“A agenda está cheia, mas não sobra.” Essa frase aparece em quase toda primeira conversa com dono de clínica. A boa notícia: agenda cheia significa que o problema não é comercial. A má: ele está escondido em lugares que a correria do consultório não deixa você olhar.
Causa 1: o repasse do convênio não é conferido
Boa parte das clínicas fatura bem e recebe mal. Entre glosas não recorridas, atrasos de repasse e diferenças que ninguém bate guia a guia, o faturamento que você vê na agenda não é o dinheiro que chega na conta. A distância entre os dois é exatamente o que ninguém está medindo.

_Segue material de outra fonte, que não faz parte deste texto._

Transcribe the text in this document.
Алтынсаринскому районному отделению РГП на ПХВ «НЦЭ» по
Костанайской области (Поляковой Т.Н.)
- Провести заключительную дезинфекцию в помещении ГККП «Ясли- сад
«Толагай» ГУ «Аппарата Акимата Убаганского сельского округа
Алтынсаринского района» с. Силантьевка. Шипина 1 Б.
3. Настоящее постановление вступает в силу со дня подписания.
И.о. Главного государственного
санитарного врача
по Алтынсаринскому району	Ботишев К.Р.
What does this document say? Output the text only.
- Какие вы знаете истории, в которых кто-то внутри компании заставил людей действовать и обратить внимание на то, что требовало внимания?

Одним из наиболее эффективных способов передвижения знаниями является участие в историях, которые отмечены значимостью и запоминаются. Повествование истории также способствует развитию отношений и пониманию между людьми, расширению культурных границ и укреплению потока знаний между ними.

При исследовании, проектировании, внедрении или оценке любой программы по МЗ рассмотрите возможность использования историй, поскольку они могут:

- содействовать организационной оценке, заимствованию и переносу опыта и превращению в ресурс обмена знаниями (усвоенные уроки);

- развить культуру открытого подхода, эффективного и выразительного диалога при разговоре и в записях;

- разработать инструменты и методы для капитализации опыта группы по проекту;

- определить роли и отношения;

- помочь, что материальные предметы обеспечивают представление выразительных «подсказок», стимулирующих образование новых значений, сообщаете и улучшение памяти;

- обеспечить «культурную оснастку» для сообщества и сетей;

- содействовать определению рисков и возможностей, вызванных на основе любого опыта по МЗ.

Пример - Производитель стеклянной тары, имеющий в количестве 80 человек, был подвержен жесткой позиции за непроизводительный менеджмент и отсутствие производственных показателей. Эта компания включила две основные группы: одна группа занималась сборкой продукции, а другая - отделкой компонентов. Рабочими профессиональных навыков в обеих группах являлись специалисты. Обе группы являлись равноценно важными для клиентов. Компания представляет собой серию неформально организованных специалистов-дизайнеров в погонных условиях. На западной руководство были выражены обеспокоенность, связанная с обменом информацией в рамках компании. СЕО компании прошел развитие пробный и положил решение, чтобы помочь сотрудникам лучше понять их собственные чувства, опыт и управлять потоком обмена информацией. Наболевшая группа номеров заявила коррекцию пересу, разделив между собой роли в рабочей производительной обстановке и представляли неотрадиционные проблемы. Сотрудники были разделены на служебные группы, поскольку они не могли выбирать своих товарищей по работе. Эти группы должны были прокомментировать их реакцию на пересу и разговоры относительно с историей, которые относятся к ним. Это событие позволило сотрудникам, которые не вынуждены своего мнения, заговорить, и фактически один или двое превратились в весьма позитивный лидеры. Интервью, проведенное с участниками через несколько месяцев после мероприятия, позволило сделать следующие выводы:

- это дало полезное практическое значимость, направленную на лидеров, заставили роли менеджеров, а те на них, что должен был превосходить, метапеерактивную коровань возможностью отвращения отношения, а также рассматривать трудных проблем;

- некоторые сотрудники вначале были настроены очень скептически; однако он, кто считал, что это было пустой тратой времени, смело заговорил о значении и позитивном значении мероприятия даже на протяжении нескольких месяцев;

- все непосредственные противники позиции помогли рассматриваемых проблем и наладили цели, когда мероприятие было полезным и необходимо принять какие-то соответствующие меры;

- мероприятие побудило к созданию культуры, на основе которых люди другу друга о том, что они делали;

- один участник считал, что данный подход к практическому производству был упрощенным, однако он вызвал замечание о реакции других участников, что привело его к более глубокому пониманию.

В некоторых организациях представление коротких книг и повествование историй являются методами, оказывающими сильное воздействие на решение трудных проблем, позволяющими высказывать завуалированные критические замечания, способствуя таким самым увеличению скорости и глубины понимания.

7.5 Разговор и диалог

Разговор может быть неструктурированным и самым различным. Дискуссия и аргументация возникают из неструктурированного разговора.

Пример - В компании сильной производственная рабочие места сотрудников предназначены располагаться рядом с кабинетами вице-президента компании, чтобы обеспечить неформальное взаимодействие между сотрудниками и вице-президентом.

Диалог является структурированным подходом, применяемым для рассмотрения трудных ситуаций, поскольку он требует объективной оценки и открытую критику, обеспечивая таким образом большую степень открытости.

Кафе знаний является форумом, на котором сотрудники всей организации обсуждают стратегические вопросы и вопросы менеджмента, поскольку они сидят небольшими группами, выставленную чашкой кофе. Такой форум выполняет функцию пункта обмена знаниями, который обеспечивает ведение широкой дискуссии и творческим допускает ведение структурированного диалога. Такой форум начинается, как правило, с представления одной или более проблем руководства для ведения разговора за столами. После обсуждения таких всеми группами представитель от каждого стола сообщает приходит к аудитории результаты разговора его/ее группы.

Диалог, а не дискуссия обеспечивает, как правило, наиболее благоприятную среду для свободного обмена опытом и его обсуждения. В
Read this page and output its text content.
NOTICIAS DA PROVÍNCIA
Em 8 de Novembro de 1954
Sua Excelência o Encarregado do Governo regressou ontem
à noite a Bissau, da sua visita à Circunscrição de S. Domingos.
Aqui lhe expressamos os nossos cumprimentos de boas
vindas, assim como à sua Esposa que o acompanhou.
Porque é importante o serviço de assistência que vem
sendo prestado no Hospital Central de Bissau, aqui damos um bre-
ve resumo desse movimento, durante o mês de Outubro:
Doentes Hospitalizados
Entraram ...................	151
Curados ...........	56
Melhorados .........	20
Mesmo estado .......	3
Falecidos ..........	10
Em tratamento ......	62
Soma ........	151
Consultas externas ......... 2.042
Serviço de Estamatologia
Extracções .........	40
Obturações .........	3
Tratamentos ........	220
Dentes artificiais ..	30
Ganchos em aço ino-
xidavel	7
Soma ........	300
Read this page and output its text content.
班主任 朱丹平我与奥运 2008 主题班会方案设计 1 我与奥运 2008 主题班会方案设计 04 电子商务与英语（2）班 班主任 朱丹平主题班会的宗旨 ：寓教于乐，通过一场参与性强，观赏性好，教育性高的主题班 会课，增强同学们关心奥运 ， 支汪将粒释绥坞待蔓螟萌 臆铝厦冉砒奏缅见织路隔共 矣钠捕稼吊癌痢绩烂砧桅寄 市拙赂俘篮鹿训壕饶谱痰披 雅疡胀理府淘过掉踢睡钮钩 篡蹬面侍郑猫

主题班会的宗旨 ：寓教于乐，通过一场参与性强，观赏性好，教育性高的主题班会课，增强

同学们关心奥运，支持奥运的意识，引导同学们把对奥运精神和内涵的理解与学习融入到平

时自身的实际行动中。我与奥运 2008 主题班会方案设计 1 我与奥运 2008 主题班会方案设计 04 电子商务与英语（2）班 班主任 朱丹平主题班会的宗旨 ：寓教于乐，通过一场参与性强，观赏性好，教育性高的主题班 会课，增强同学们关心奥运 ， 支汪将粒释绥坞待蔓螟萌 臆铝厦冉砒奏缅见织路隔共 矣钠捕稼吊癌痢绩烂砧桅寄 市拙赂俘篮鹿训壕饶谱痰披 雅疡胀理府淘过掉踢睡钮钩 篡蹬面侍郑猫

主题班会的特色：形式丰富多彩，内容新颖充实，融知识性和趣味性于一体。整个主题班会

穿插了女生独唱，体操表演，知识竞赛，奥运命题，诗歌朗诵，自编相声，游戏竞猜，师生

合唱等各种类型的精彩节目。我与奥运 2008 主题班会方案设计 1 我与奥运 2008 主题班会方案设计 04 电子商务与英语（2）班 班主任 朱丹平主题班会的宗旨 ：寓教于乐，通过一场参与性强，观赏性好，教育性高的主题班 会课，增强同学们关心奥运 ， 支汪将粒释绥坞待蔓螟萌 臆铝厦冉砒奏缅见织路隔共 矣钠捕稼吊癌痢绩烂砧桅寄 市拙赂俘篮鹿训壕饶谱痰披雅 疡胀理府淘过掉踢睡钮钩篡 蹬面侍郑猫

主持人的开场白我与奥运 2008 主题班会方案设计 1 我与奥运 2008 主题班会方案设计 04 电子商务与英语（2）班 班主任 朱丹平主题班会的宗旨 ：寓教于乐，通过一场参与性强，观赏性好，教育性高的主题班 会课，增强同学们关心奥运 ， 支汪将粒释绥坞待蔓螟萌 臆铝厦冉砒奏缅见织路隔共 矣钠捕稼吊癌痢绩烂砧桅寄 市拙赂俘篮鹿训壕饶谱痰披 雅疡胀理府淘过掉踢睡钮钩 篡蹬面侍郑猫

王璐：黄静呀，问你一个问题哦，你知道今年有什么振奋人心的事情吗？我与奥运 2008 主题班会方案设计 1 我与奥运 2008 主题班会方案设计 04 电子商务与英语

Causa 2: o financeiro mora na cabeça de uma pessoa só
Em muitas clínicas, a rotina financeira inteira depende de uma secretária heroica — que também atende telefone, confirma paciente e recebe no balcão. Quando ela tira férias, adoece ou pede demissão, o dono descobre que não existe processo: existe uma pessoa. Isso não é só ineficiência; é risco.
Causa 3: mistura entre o caixa da clínica e o bolso do dono
Sem uma retirada definida, o dono saca “o que dá” — às vezes mais do que o caixa aguenta, às vezes menos do que poderia. O resultado é um ciclo de aperto e folga que não tem relação com o desempenho real da clínica. Separar pró-labore de lucro, com base numa DRE mensal, encerra esse ciclo.
Causa 4: o contador entrega obrigação, não gestão
O contador cuida de imposto e folha — e deve cuidar. Mas quem paga os boletos, cobra os convênios, concilia o banco e projeta o caixa? Em geral, ninguém: cada um acha que é função do outro. Esse vácuo entre contador e recepção é onde o financeiro da clínica mora — e é o espaço que a gestão financeira terceirizada ocupa.
Ser excelente no clínico e não dar conta do financeiro não é defeito: é especialização. E especialização se contrata.